But it was great fun And I think it’s going to be a very funny, good scene as well because normally if you see split screen stuff in films it’s often the case that you can see the join, as it were. Where one actor is more apt to playing two on screen at the same time, they don’t really cross over into each other’s space very often. Whereas in this scene, the way we did it was very, very clever and rather brilliant so that we can have everything overlapping. Obviously it’s an actor’s dream – there are seven of me on screen at one time. It’s fantastic!

How was it playing Hermione?
Dan:
That was fun. The girls were very, very funny. I think the crew were slightly worried that I was walking around a little too confidently in those heels of Fleur’s. But it was very good fun.

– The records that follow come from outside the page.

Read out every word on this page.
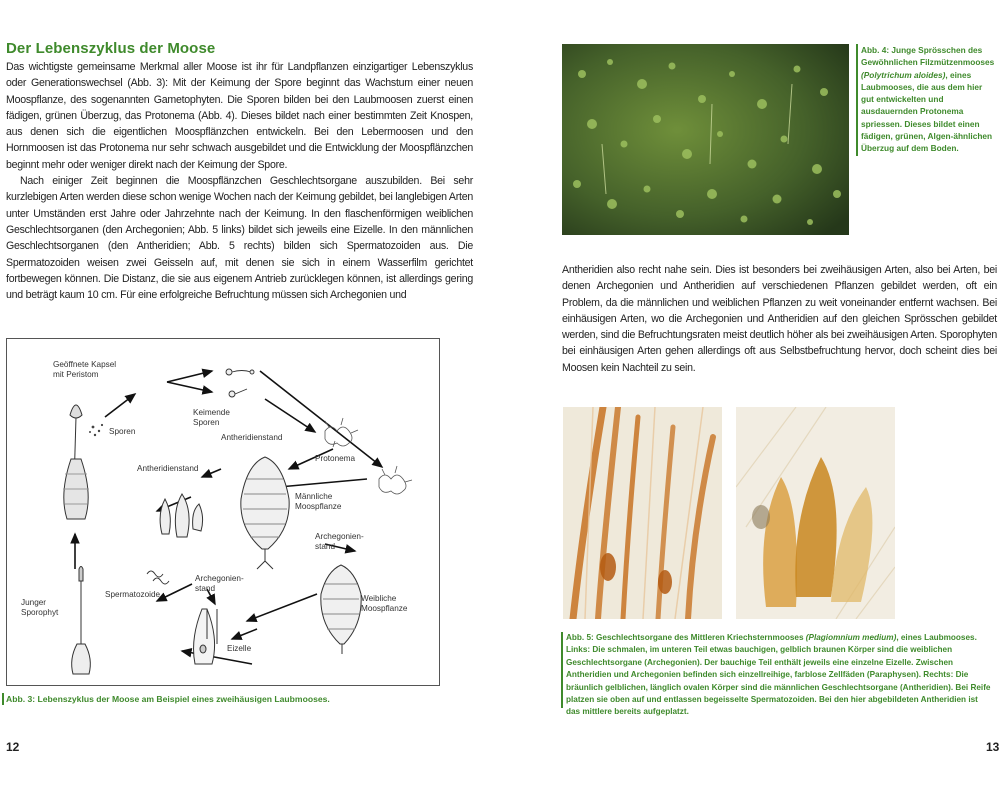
Der Lebenszyklus der Moose

Das wichtigste gemeinsame Merkmal aller Moose ist ihr für Landpflanzen einzigartiger Lebenszyklus oder Generationswechsel (Abb. 3): Mit der Keimung der Spore beginnt das Wachstum einer neuen Moospflanze, des sogenannten Gametophyten. Die Sporen bilden bei den Laubmoosen zuerst einen fädigen, grünen Überzug, das Protonema (Abb. 4). Dieses bildet nach einer bestimmten Zeit Knospen, aus denen sich die eigentlichen Moospflänzchen entwickeln. Bei den Lebermoosen und den Hornmoosen ist das Protonema nur sehr schwach ausgebildet und die Entwicklung der Moospflänzchen beginnt mehr oder weniger direkt nach der Keimung der Spore.

Nach einiger Zeit beginnen die Moospflänzchen Geschlechtsorgane auszubilden. Bei sehr kurzlebigen Arten werden diese schon wenige Wochen nach der Keimung gebildet, bei langlebigen Arten unter Umständen erst Jahre oder Jahrzehnte nach der Keimung. In den flaschenförmigen weiblichen Geschlechtsorganen (den Archegonien; Abb. 5 links) bildet sich jeweils eine Eizelle. In den männlichen Geschlechtsorganen (den Antheridien; Abb. 5 rechts) bilden sich Spermatozoiden aus. Die Spermatozoiden weisen zwei Geisseln auf, mit denen sie sich in einem Wasserfilm gerichtet fortbewegen können. Die Distanz, die sie aus eigenem Antrieb zurücklegen können, ist allerdings gering und beträgt kaum 10 cm. Für eine erfolgreiche Befruchtung müssen sich Archegonien und

Geöffnete Kapsel
mit Peristom
Sporen
Keimende
Sporen
Antheridienstand
Protonema
Antheridienstand
Männliche
Moospflanze
Archegonien-
stand
Weibliche
Moospflanze
Archegonien-
stand
Spermatozoide
Eizelle
Junger
Sporophyt
Abb. 3: Lebenszyklus der Moose am Beispiel eines zweihäusigen Laubmooses.
12
Abb. 4: Junge Sprösschen des Gewöhnlichen Filzmützenmooses (Polytrichum aloides), eines Laubmooses, die aus dem hier gut entwickelten und ausdauernden Protonema spriessen. Dieses bildet einen fädigen, grünen, Algen-ähnlichen Überzug auf dem Boden.

Antheridien also recht nahe sein. Dies ist besonders bei zweihäusigen Arten, also bei Arten, bei denen Archegonien und Antheridien auf verschiedenen Pflanzen gebildet werden, oft ein Problem, da die männlichen und weiblichen Pflanzen zu weit voneinander entfernt wachsen. Bei einhäusigen Arten, wo die Archegonien und Antheridien auf den gleichen Sprösschen gebildet werden, sind die Befruchtungsraten meist deutlich höher als bei zweihäusigen Arten. Sporophyten bei einhäusigen Arten gehen allerdings oft aus Selbstbefruchtung hervor, doch scheint dies bei Moosen kein Nachteil zu sein.

Abb. 5: Geschlechtsorgane des Mittleren Kriechsternmooses (Plagiomnium medium), eines Laubmooses. Links: Die schmalen, im unteren Teil etwas bauchigen, gelblich braunen Körper sind die weiblichen Geschlechtsorgane (Archegonien). Der bauchige Teil enthält jeweils eine einzelne Eizelle. Zwischen Antheridien und Archegonien befinden sich einzellreihige, farblose Zellfäden (Paraphysen). Rechts: Die bräunlich gelblichen, länglich ovalen Körper sind die männlichen Geschlechtsorgane (Antheridien). Bei Reife platzen sie oben auf und entlassen begeisselte Spermatozoiden. Bei den hier abgebildeten Antheridien ist das mittlere bereits aufgeplatzt.
13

Entertainment Weekly announced the split point for Deathly Hallows this week (note this took place in August) - last week, rather, where Voldemort gains possession of the Elder Wand from Dumbledore's tomb. How long have you known about this split point, why this was chosen, and what's your opinion of this scene being chosen as the end of part one?
Dan:
Well, to be honest with you, you have been a little bit preemptive in that, because we don't actually know when the split's going to be, yet. So, that's not confirmed, I have to say. I mean, I haven't actually hear that, as one of the places that it might be.

That would be - as an option - would be kind of very appropriate, and a good suspenseful moment to have. I mean, it's, at the moment it's sort of within, in or around sort of a few scenes different of where it could be, but I won’t say where it might be, yet, in case I'm then proved very, very wrong. (laughs) I hate to disappoint you on that one.

I heard rumours that it could be right before Malfoy Manor. Is there some truth in that, without saying too much?
Dan:
There is, but it could be - you know - it could be ten scenes before, it could be ten scenes later. We genuinely don't know, at the moment, I'm afraid.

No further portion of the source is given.